It's one of the oldest wars of all time: the everlasting battle between the new and the old. Things were very much in flux in the late 1800s, creating a race around the track to see who would burst through the finish line first.
The thing is, it's not just as simple as the van Rhijns against the Russells; there's much more that comprises the two houses, including those in the families themselves as well as the staff that operates beneath them.
The way that each house spends its own money goes directly into how they wish to come off as people. For one, the Russells tout their money by dumping much of it into the creation of their mansion, in hiring a French chef to be on duty at all times, and by their actions outside of the house itself. This includes how George Russell (Morgan Spector) willingly bought up the entire merchandise at a charity event simply to make a social statement.

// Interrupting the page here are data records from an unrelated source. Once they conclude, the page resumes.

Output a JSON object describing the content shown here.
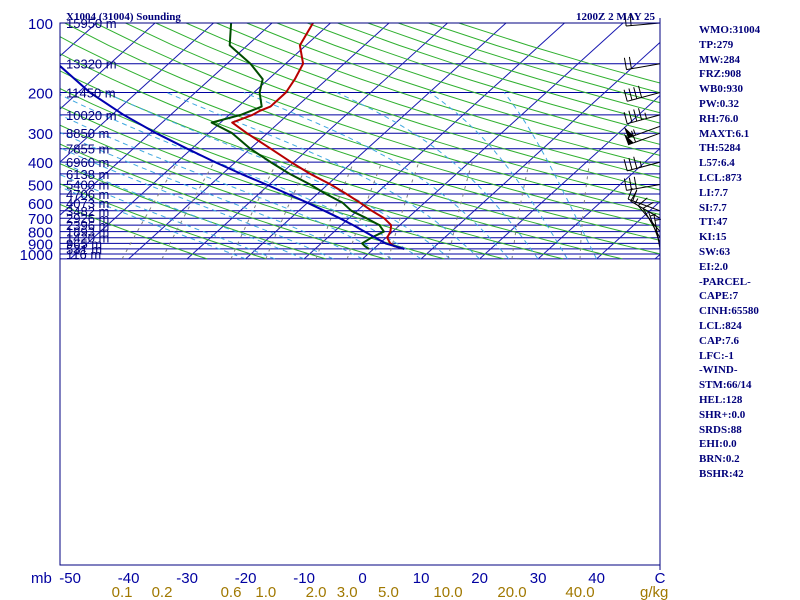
{
  "header": {
    "station": "X1004 (31004) Sounding",
    "time": "1200Z  2 MAY 25"
  },
  "units": {
    "pressure": "mb",
    "mixing_ratio": "g/kg"
  },
  "colors": {
    "isobar": "#0000a0",
    "isotherm": "#1818b0",
    "dry_adiabat": "#30b030",
    "moist_adiabat": "#40a8e0",
    "mixing_ratio": "#808080",
    "temperature": "#b80000",
    "dewpoint": "#004d00",
    "parcel": "#0000b0",
    "text": "#00007a",
    "mixing_ratio_label": "#a07800",
    "wind_barb": "#000000"
  },
  "axes": {
    "pressure_ticks": [
      "100",
      "200",
      "300",
      "400",
      "500",
      "600",
      "700",
      "800",
      "900",
      "1000"
    ],
    "temperature_ticks": [
      "-50",
      "-40",
      "-30",
      "-20",
      "-10",
      "0",
      "10",
      "20",
      "30",
      "40",
      "C"
    ],
    "mixing_ratio_ticks": [
      "0.1",
      "0.2",
      "0.6",
      "1.0",
      "2.0",
      "3.0",
      "5.0",
      "10.0",
      "20.0",
      "40.0"
    ],
    "height_labels": [
      {
        "p": 100,
        "text": "15950 m"
      },
      {
        "p": 150,
        "text": "13320 m"
      },
      {
        "p": 200,
        "text": "11450 m"
      },
      {
        "p": 250,
        "text": "10020 m"
      },
      {
        "p": 300,
        "text": "8850 m"
      },
      {
        "p": 350,
        "text": "7855 m"
      },
      {
        "p": 400,
        "text": "6960 m"
      },
      {
        "p": 450,
        "text": "6138 m"
      },
      {
        "p": 500,
        "text": "5400 m"
      },
      {
        "p": 550,
        "text": "4706 m"
      },
      {
        "p": 600,
        "text": "4073 m"
      },
      {
        "p": 650,
        "text": "3482 m"
      },
      {
        "p": 700,
        "text": "2926 m"
      },
      {
        "p": 750,
        "text": "2396 m"
      },
      {
        "p": 800,
        "text": "1893 m"
      },
      {
        "p": 850,
        "text": "1420 m"
      },
      {
        "p": 900,
        "text": "965 m"
      },
      {
        "p": 950,
        "text": "531 m"
      },
      {
        "p": 1000,
        "text": "116 m"
      }
    ]
  },
  "indices": [
    "WMO:31004",
    "TP:279",
    "MW:284",
    "FRZ:908",
    "WB0:930",
    "PW:0.32",
    "RH:76.0",
    "MAXT:6.1",
    "TH:5284",
    "L57:6.4",
    "LCL:873",
    "LI:7.7",
    "SI:7.7",
    "TT:47",
    "KI:15",
    "SW:63",
    "EI:2.0",
    "-PARCEL-",
    "CAPE:7",
    "CINH:65580",
    "LCL:824",
    "CAP:7.6",
    "LFC:-1",
    "-WIND-",
    "STM:66/14",
    "HEL:128",
    "SHR+:0.0",
    "SRDS:88",
    "EHI:0.0",
    "BRN:0.2",
    "BSHR:42"
  ],
  "chart_data": {
    "type": "line",
    "diagram": "skew-T log-P",
    "y_axis": {
      "scale": "log",
      "units": "mb",
      "range": [
        1050,
        100
      ]
    },
    "x_axis": {
      "units": "C",
      "range": [
        -50,
        50
      ]
    },
    "series": [
      {
        "name": "Temperature",
        "points": [
          {
            "p": 950,
            "t": 5.2
          },
          {
            "p": 925,
            "t": 3.0
          },
          {
            "p": 900,
            "t": 1.8
          },
          {
            "p": 850,
            "t": 0.2
          },
          {
            "p": 800,
            "t": -0.4
          },
          {
            "p": 750,
            "t": -1.5
          },
          {
            "p": 700,
            "t": -4.0
          },
          {
            "p": 650,
            "t": -7.5
          },
          {
            "p": 600,
            "t": -11.0
          },
          {
            "p": 550,
            "t": -15.0
          },
          {
            "p": 500,
            "t": -19.5
          },
          {
            "p": 450,
            "t": -25.0
          },
          {
            "p": 400,
            "t": -30.5
          },
          {
            "p": 350,
            "t": -36.5
          },
          {
            "p": 300,
            "t": -43.5
          },
          {
            "p": 270,
            "t": -48.0
          },
          {
            "p": 250,
            "t": -46.0
          },
          {
            "p": 240,
            "t": -45.5
          },
          {
            "p": 230,
            "t": -44.5
          },
          {
            "p": 200,
            "t": -44.5
          },
          {
            "p": 175,
            "t": -45.5
          },
          {
            "p": 150,
            "t": -47.0
          },
          {
            "p": 125,
            "t": -51.0
          },
          {
            "p": 100,
            "t": -53.0
          }
        ]
      },
      {
        "name": "Dewpoint",
        "points": [
          {
            "p": 950,
            "t": -0.8
          },
          {
            "p": 925,
            "t": -2.0
          },
          {
            "p": 900,
            "t": -3.0
          },
          {
            "p": 850,
            "t": -2.5
          },
          {
            "p": 800,
            "t": -1.5
          },
          {
            "p": 750,
            "t": -3.5
          },
          {
            "p": 700,
            "t": -7.0
          },
          {
            "p": 650,
            "t": -11.0
          },
          {
            "p": 600,
            "t": -14.0
          },
          {
            "p": 550,
            "t": -18.5
          },
          {
            "p": 500,
            "t": -23.0
          },
          {
            "p": 450,
            "t": -28.5
          },
          {
            "p": 400,
            "t": -34.0
          },
          {
            "p": 350,
            "t": -40.0
          },
          {
            "p": 300,
            "t": -46.0
          },
          {
            "p": 270,
            "t": -51.5
          },
          {
            "p": 250,
            "t": -48.0
          },
          {
            "p": 230,
            "t": -46.0
          },
          {
            "p": 200,
            "t": -49.0
          },
          {
            "p": 175,
            "t": -51.0
          },
          {
            "p": 150,
            "t": -56.0
          },
          {
            "p": 125,
            "t": -63.0
          },
          {
            "p": 100,
            "t": -67.0
          }
        ]
      },
      {
        "name": "Parcel",
        "points": [
          {
            "p": 950,
            "t": 5.2
          },
          {
            "p": 900,
            "t": 1.0
          },
          {
            "p": 850,
            "t": -1.8
          },
          {
            "p": 800,
            "t": -4.8
          },
          {
            "p": 750,
            "t": -8.0
          },
          {
            "p": 700,
            "t": -11.6
          },
          {
            "p": 650,
            "t": -15.6
          },
          {
            "p": 600,
            "t": -20.0
          },
          {
            "p": 550,
            "t": -25.0
          },
          {
            "p": 500,
            "t": -30.5
          },
          {
            "p": 450,
            "t": -36.8
          },
          {
            "p": 400,
            "t": -43.5
          },
          {
            "p": 350,
            "t": -50.8
          },
          {
            "p": 300,
            "t": -59.0
          },
          {
            "p": 250,
            "t": -68.0
          },
          {
            "p": 200,
            "t": -78.0
          },
          {
            "p": 150,
            "t": -89.0
          },
          {
            "p": 125,
            "t": -95.0
          }
        ]
      }
    ],
    "wind_barbs": [
      {
        "p": 100,
        "dir": 265,
        "kt": 20
      },
      {
        "p": 150,
        "dir": 260,
        "kt": 20
      },
      {
        "p": 200,
        "dir": 255,
        "kt": 40
      },
      {
        "p": 250,
        "dir": 255,
        "kt": 45
      },
      {
        "p": 280,
        "dir": 250,
        "kt": 55
      },
      {
        "p": 300,
        "dir": 250,
        "kt": 60
      },
      {
        "p": 400,
        "dir": 255,
        "kt": 35
      },
      {
        "p": 500,
        "dir": 260,
        "kt": 30
      },
      {
        "p": 650,
        "dir": 290,
        "kt": 20
      },
      {
        "p": 700,
        "dir": 300,
        "kt": 15
      },
      {
        "p": 800,
        "dir": 320,
        "kt": 10
      },
      {
        "p": 850,
        "dir": 330,
        "kt": 10
      },
      {
        "p": 900,
        "dir": 340,
        "kt": 5
      },
      {
        "p": 950,
        "dir": 350,
        "kt": 5
      }
    ]
  }
}
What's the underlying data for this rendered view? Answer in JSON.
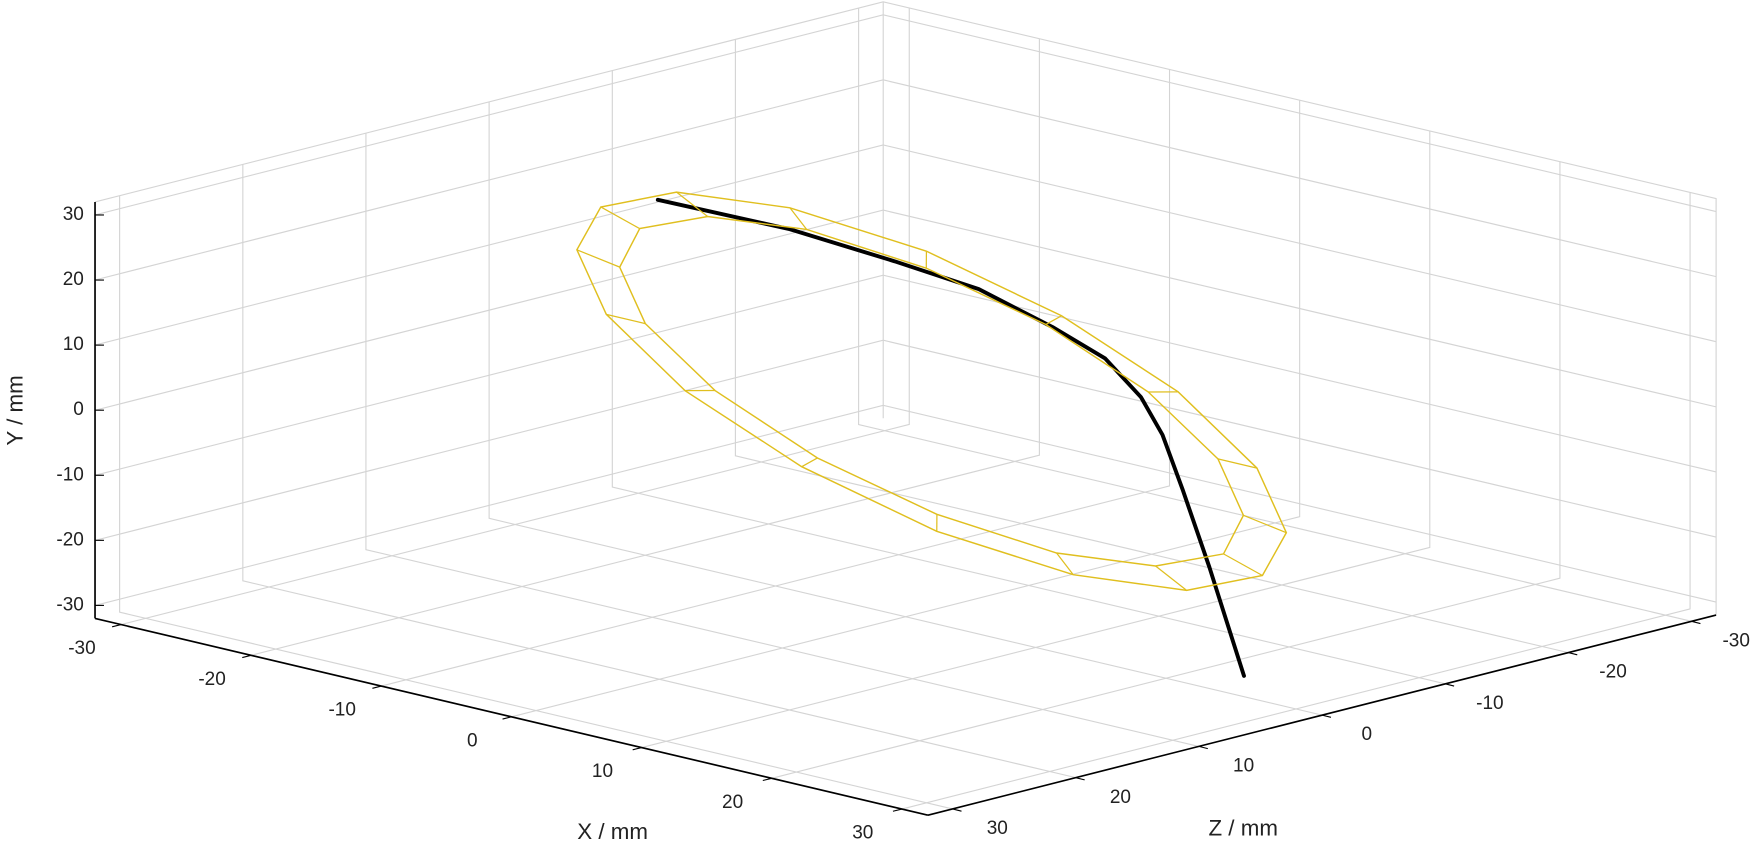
{
  "chart_data": {
    "type": "line3d",
    "xlabel": "X / mm",
    "ylabel": "Y / mm",
    "zlabel": "Z / mm",
    "xlim": [
      -32,
      32
    ],
    "ylim": [
      -32,
      32
    ],
    "zlim": [
      -32,
      32
    ],
    "xticks": [
      -30,
      -20,
      -10,
      0,
      10,
      20,
      30
    ],
    "yticks": [
      -30,
      -20,
      -10,
      0,
      10,
      20,
      30
    ],
    "zticks": [
      -30,
      -20,
      -10,
      0,
      10,
      20,
      30
    ],
    "grid": true,
    "series": [
      {
        "color": "#000000",
        "x": [
          -28.5,
          -17.4,
          -8.4,
          -1.0,
          5.6,
          10.6,
          14.3,
          16.9,
          19.4,
          22.4,
          26.0
        ],
        "y": [
          13.8,
          15.0,
          14.8,
          14.5,
          12.3,
          10.3,
          6.6,
          2.5,
          -4.3,
          -14.3,
          -28.8
        ],
        "z": [
          -10,
          -9,
          -8,
          -7,
          -6,
          -5,
          -4,
          -3,
          -2,
          -1,
          0
        ]
      },
      {
        "color": "#e0bf1f",
        "outer": {
          "x": [
            27,
            21.7,
            13.4,
            3.4,
            -6.9,
            -15.8,
            -22.0,
            -24.5,
            -23,
            -17.7,
            -9.4,
            0.6,
            10.9,
            19.8,
            26.0,
            28.5
          ],
          "y": [
            3.6,
            13.2,
            21.3,
            26.7,
            28.6,
            26.7,
            21.3,
            13.2,
            3.6,
            -6.0,
            -14.1,
            -19.5,
            -21.4,
            -19.5,
            -14.1,
            -6.0
          ],
          "z": [
            0,
            0.8,
            1.5,
            1.9,
            2.1,
            1.9,
            1.5,
            0.8,
            0,
            -0.8,
            -1.5,
            -1.9,
            -2.1,
            -1.9,
            -1.5,
            -0.8
          ]
        },
        "inner": {
          "x": [
            24,
            19.3,
            12.0,
            3.2,
            -5.9,
            -13.6,
            -19.2,
            -21.3,
            -20,
            -15.3,
            -8.0,
            0.8,
            9.9,
            17.6,
            23.2,
            25.3
          ],
          "y": [
            3.6,
            12.0,
            19.2,
            23.9,
            25.6,
            23.9,
            19.2,
            12.0,
            3.6,
            -4.8,
            -12.0,
            -16.7,
            -18.4,
            -16.7,
            -12.0,
            -4.8
          ],
          "z": [
            0,
            0.7,
            1.3,
            1.7,
            1.8,
            1.7,
            1.3,
            0.7,
            0,
            -0.7,
            -1.3,
            -1.7,
            -1.8,
            -1.7,
            -1.3,
            -0.7
          ]
        }
      }
    ]
  }
}
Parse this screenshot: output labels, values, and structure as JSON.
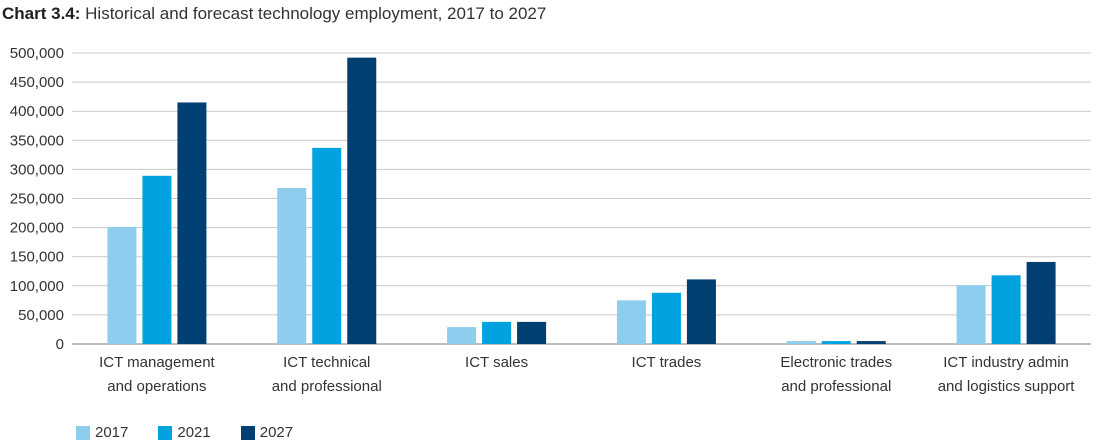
{
  "title": {
    "lead": "Chart 3.4:",
    "text": "Historical and forecast technology employment, 2017 to 2027"
  },
  "chart_data": {
    "type": "bar",
    "categories": [
      [
        "ICT management",
        "and operations"
      ],
      [
        "ICT technical",
        "and professional"
      ],
      [
        "ICT sales"
      ],
      [
        "ICT trades"
      ],
      [
        "Electronic trades",
        "and professional"
      ],
      [
        "ICT industry admin",
        "and logistics support"
      ]
    ],
    "series": [
      {
        "name": "2017",
        "color": "#8ecdee",
        "values": [
          201000,
          268000,
          29000,
          75000,
          5000,
          101000
        ]
      },
      {
        "name": "2021",
        "color": "#00a3e0",
        "values": [
          289000,
          337000,
          38000,
          88000,
          5000,
          118000
        ]
      },
      {
        "name": "2027",
        "color": "#003f72",
        "values": [
          415000,
          492000,
          38000,
          111000,
          5000,
          141000
        ]
      }
    ],
    "ylim": [
      0,
      500000
    ],
    "yticks": [
      0,
      50000,
      100000,
      150000,
      200000,
      250000,
      300000,
      350000,
      400000,
      450000,
      500000
    ],
    "ytick_labels": [
      "0",
      "50,000",
      "100,000",
      "150,000",
      "200,000",
      "250,000",
      "300,000",
      "350,000",
      "400,000",
      "450,000",
      "500,000"
    ],
    "grid": true,
    "legend_position": "bottom-left"
  }
}
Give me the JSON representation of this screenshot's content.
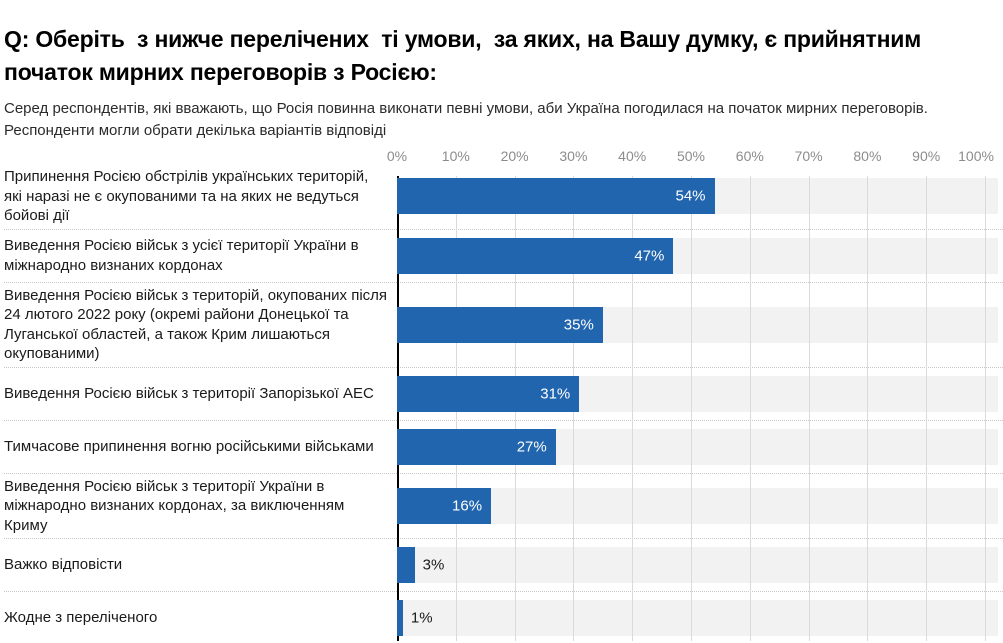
{
  "header": {
    "title": "Q: Оберіть  з нижче перелічених  ті умови,  за яких, на Вашу думку, є прийнятним початок мирних переговорів з Росією:",
    "subtitle": "Серед респондентів, які вважають, що Росія повинна виконати певні умови, аби Україна погодилася на початок мирних переговорів. Респонденти могли обрати декілька варіантів відповіді"
  },
  "colors": {
    "bar": "#2065ae",
    "track": "#f2f2f2",
    "gridline": "#dadada",
    "axis_line": "#000000",
    "tick_text": "#8c8c8c",
    "label_text": "#1a1a1a",
    "value_inside": "#ffffff",
    "value_outside": "#1a1a1a",
    "separator": "#c8c8c8"
  },
  "chart_data": {
    "type": "bar",
    "orientation": "horizontal",
    "categories": [
      "Припинення Росією обстрілів українських територій, які наразі не є окупованими та на яких не ведуться бойові дії",
      "Виведення Росією військ з усієї території України в міжнародно визнаних кордонах",
      "Виведення Росією військ з територій, окупованих після 24 лютого 2022 року (окремі райони Донецької та Луганської областей, а також Крим лишаються окупованими)",
      "Виведення Росією військ з території Запорізької АЕС",
      "Тимчасове припинення вогню російськими військами",
      "Виведення Росією військ з території України в міжнародно визнаних кордонах, за виключенням Криму",
      "Важко відповісти",
      "Жодне з переліченого"
    ],
    "values": [
      54,
      47,
      35,
      31,
      27,
      16,
      3,
      1
    ],
    "value_labels": [
      "54%",
      "47%",
      "35%",
      "31%",
      "27%",
      "16%",
      "3%",
      "1%"
    ],
    "x_ticks": [
      "0%",
      "10%",
      "20%",
      "30%",
      "40%",
      "50%",
      "60%",
      "70%",
      "80%",
      "90%",
      "100%"
    ],
    "xlabel": "",
    "ylabel": "",
    "xlim": [
      0,
      100
    ],
    "grid": true,
    "legend": false
  }
}
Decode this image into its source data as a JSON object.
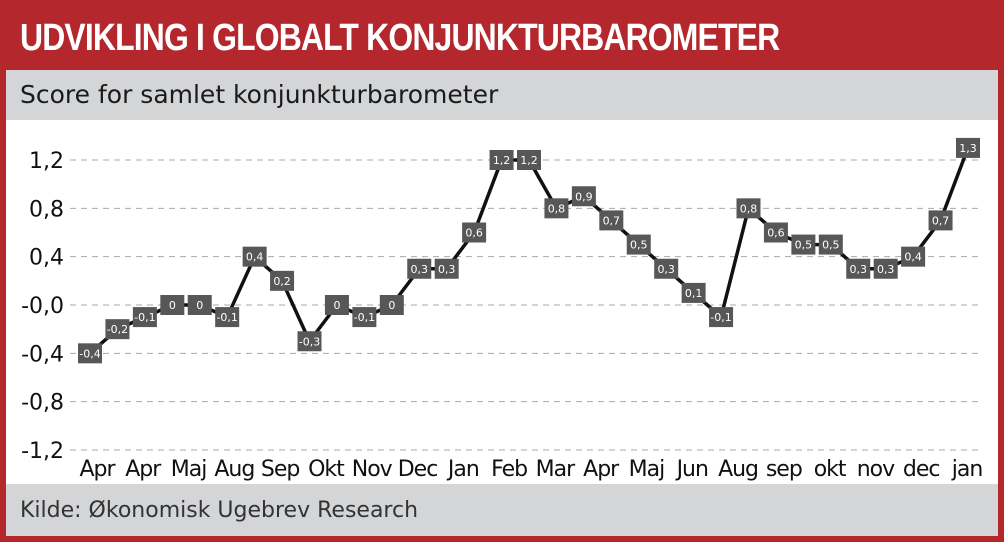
{
  "header": {
    "title": "UDVIKLING I GLOBALT KONJUNKTURBAROMETER"
  },
  "subheader": {
    "title": "Score for samlet konjunkturbarometer"
  },
  "footer": {
    "source": "Kilde: Økonomisk Ugebrev Research"
  },
  "colors": {
    "brand": "#b3272d",
    "band": "#d4d5d7",
    "line": "#111111",
    "marker": "#575757"
  },
  "chart_data": {
    "type": "line",
    "title": "",
    "xlabel": "",
    "ylabel": "",
    "ylim": [
      -1.2,
      1.2
    ],
    "yticks": [
      1.2,
      0.8,
      0.4,
      0.0,
      -0.4,
      -0.8,
      -1.2
    ],
    "ytick_labels": [
      "1,2",
      "0,8",
      "0,4",
      "-0,0",
      "-0,4",
      "-0,8",
      "-1,2"
    ],
    "xtick_labels": [
      "Apr",
      "Apr",
      "Maj",
      "Aug",
      "Sep",
      "Okt",
      "Nov",
      "Dec",
      "Jan",
      "Feb",
      "Mar",
      "Apr",
      "Maj",
      "Jun",
      "Aug",
      "sep",
      "okt",
      "nov",
      "dec",
      "jan"
    ],
    "grid": "horizontal dashed",
    "legend": "none",
    "values": [
      -0.4,
      -0.2,
      -0.1,
      0,
      0,
      -0.1,
      0.4,
      0.2,
      -0.3,
      0,
      -0.1,
      0,
      0.3,
      0.3,
      0.6,
      1.2,
      1.2,
      0.8,
      0.9,
      0.7,
      0.5,
      0.3,
      0.1,
      -0.1,
      0.8,
      0.6,
      0.5,
      0.5,
      0.3,
      0.3,
      0.4,
      0.7,
      1.3
    ],
    "data_labels": [
      "-0,4",
      "-0,2",
      "-0,1",
      "0",
      "0",
      "-0,1",
      "0,4",
      "0,2",
      "-0,3",
      "0",
      "-0,1",
      "0",
      "0,3",
      "0,3",
      "0,6",
      "1,2",
      "1,2",
      "0,8",
      "0,9",
      "0,7",
      "0,5",
      "0,3",
      "0,1",
      "-0,1",
      "0,8",
      "0,6",
      "0,5",
      "0,5",
      "0,3",
      "0,3",
      "0,4",
      "0,7",
      "1,3"
    ]
  }
}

On the other hand, the van Rhijns live in a beautiful, stately home, though it looks like nothing compared to the Russell's bustling estate right across the street. They have a devoted staff who seem genuinely more invested in the family itself than the Russell's staff does, and while they don't have a French chef cooking all their food, their meals are most likely just as well-made.
Where the two houses converge, however, is the way in which they raise their children, though, on the van Rhijn's side, this also applies to Agnes (Christine Baranski) and Ada's (Cynthia Nixon) niece, Marian (Louisa Jacobson). Marian found someone that she loves but that Agnes disapproves of; Mr. Tom Raikes (Thomas Cocquerel) isn't quite up to Agnes' standards, and she believes he will want someone with more money than Marian. Because of this, she practically forbids Marian from seeing him.
In the same way, Bertha Russell (Carrie Coon) is extremely protective over her daughter, Gladys (Taissa Farmiga), making her wait too long to officially come out in her debutante ball. Her father sends other suitors away, paying them off by providing them with lucrative jobs in his industry.
Speaking of jobs, Mr. Russell also doesn't approve of his son's sudden interest in a new career path: architecture. Wanting Larry (Harry Richardson) to continue working for him and eventually take over the company someday, it's going to be tough for him to convince his father otherwise.
Basically, there's no pleasing either of the household heads.
The main thing that separates the two houses is that Agnes doesn't care about Bertha's attempts to one-up her and those around her. Because Agnes is part of the old money crew, she doesn't need to one-up anyone—she's already above Bertha. However, as she watches Bertha climb further and further up the ladder, the air up there is starting to feel a bit suffocating to Agnes.